Personnel files – Any information related to the hiring and/or employment of any individual who is or was employed by the Practice.

PO – Privacy Officer; responsible for HIPAA privacy compliance issues and annual security training for all staff on confidentiality issues.

Practice Management System (PM) – A PM is usually a computer based system used to manage the day-to-day operations of a healthcare practice. Tasks typically performed by a PM system include scheduling appointments, maintaining patient and insurance information, billing functions and generating various reports.

President – Responsible for the overall privacy and security practices of the organization.

Private Information – Information protected by the Privacy Act, Personally Identifiable Information, Individually Identifiable Health Information and Protected Health Information collectively.

Privileged Users – system administrators and others specifically identified and authorized by Organization management.

Protected Health Information (PHI) – Individually Identifiable Health Information that is electronically transmitted, maintained electronically, or transmitted or maintained in any other form. Protected Health Information excludes Individually Identifiable Health Information in education and employment records.

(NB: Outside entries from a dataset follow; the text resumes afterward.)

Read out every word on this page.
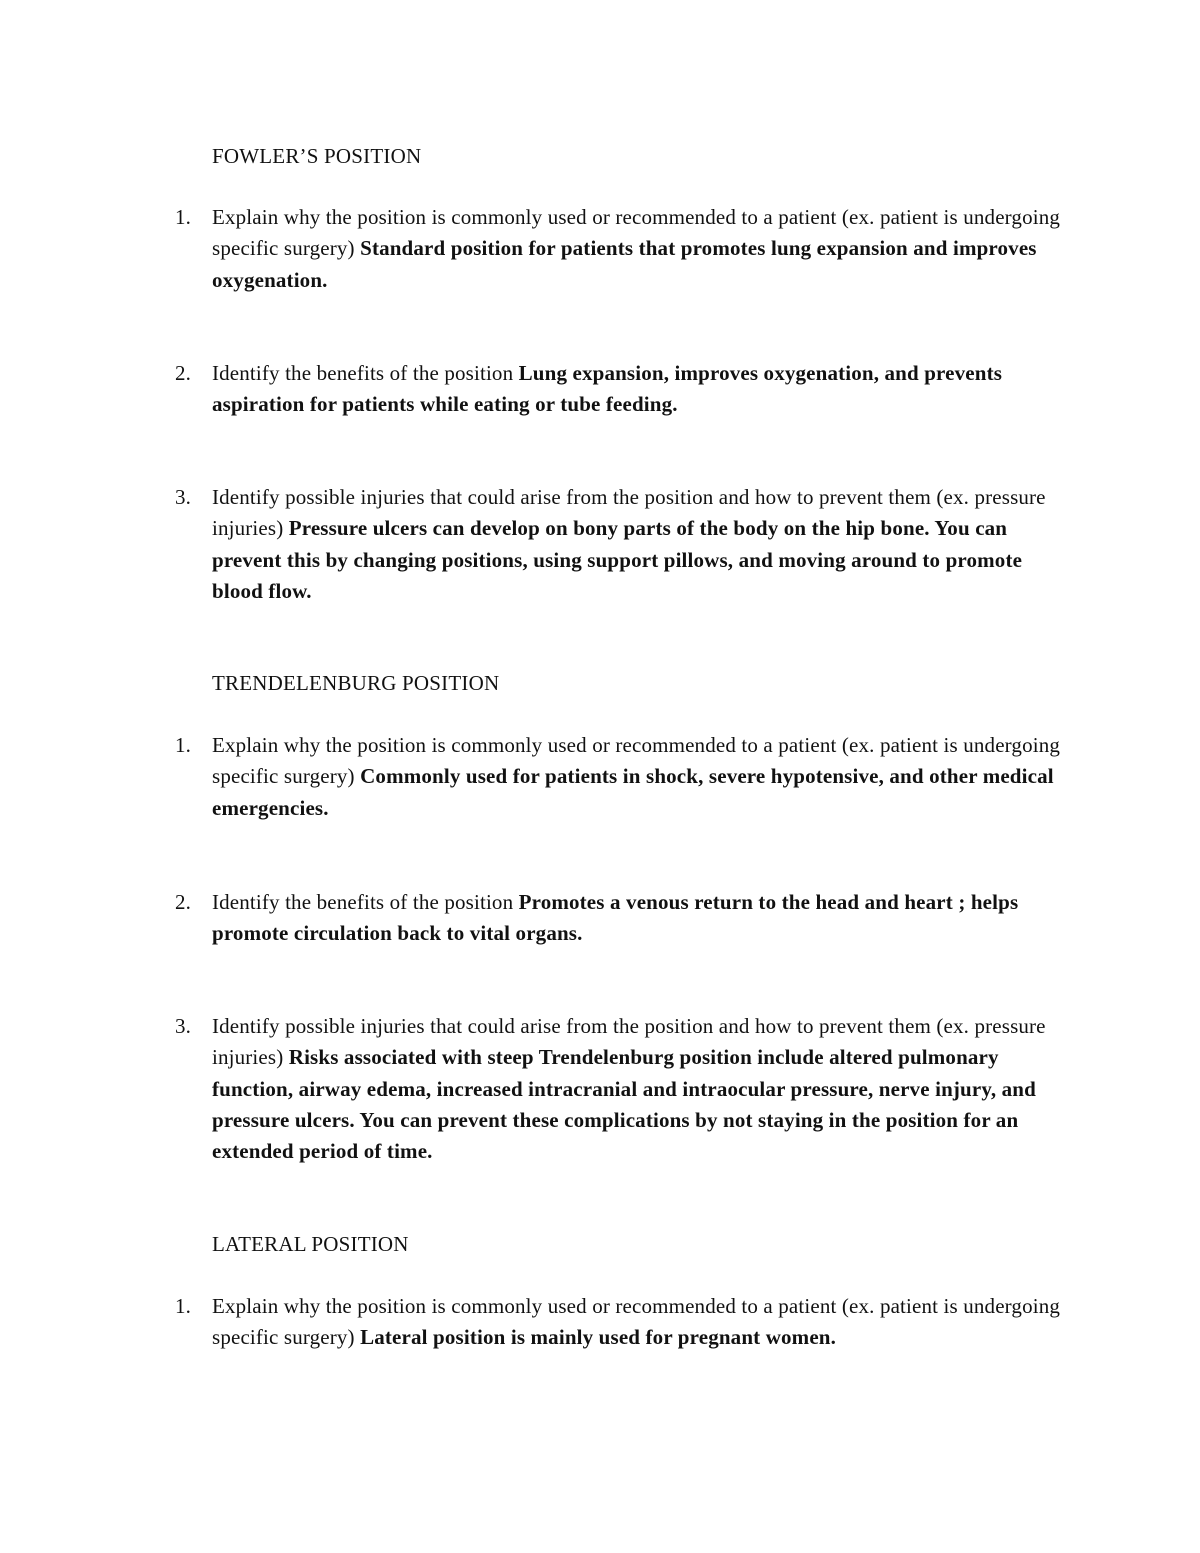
FOWLER’S POSITION
1. Explain why the position is commonly used or recommended to a patient (ex. patient is undergoing specific surgery) Standard position for patients that promotes lung expansion and improves oxygenation.
2. Identify the benefits of the position Lung expansion, improves oxygenation, and prevents aspiration for patients while eating or tube feeding.
3. Identify possible injuries that could arise from the position and how to prevent them (ex. pressure injuries) Pressure ulcers can develop on bony parts of the body on the hip bone. You can prevent this by changing positions, using support pillows, and moving around to promote blood flow.
TRENDELENBURG POSITION
1. Explain why the position is commonly used or recommended to a patient (ex. patient is undergoing specific surgery) Commonly used for patients in shock, severe hypotensive, and other medical emergencies.
2. Identify the benefits of the position Promotes a venous return to the head and heart ; helps promote circulation back to vital organs.
3. Identify possible injuries that could arise from the position and how to prevent them (ex. pressure injuries) Risks associated with steep Trendelenburg position include altered pulmonary function, airway edema, increased intracranial and intraocular pressure, nerve injury, and pressure ulcers. You can prevent these complications by not staying in the position for an extended period of time.
LATERAL POSITION
1. Explain why the position is commonly used or recommended to a patient (ex. patient is undergoing specific surgery) Lateral position is mainly used for pregnant women.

RMT – Risk Management Team

Sensitive Information – Includes, but is not limited to, the following:

SO – Security Officer; responsible for security policies and procedures and is involved in IT security purchasing and investment.

SOW – Statement of Work; agreement between two or more parties that details the working relationship between the parties and lists a body of work to be completed.

Unsecured Protected Health Information – Protected Health Information that is not rendered unusable, unreadable, or indecipherable to unauthorized individuals through the use of technology or methodology.

User – Any person authorized to access an information resource.

Users with edit/update capabilities – individuals who are permitted, based on job assignment, to add, delete, or change records in a database.

Users with inquiry (read only) capabilities – individuals who are prevented, based on job assignment, from adding, deleting, or changing records in a database. Their system access is limited to reading information only.

Virus – Software program capable of reproducing itself and usually capable of causing great harm to files or other programs on the computer it attacks. A true virus cannot spread to another computer without human assistance.

VLAN – Virtual Local Area Network; logical network, typically created within a network device, usually used to segment network traffic for administrative, performance and/or security purposes.

VPN – Virtual Private Network; provides a secure passage through the public Internet.

WAN – Wide Area Network; computer network that enables communication across a broad area, i.e. regional, national.

Workforce Member – Includes employees, volunteers and other persons whose conduct, in the performance of work for a covered entity, is under the direct control of such entity, whether or not they are paid by the covered entity. This includes full and part time employees, affiliates, associates, volunteers and staff from third party entities who provide service to the covered entity.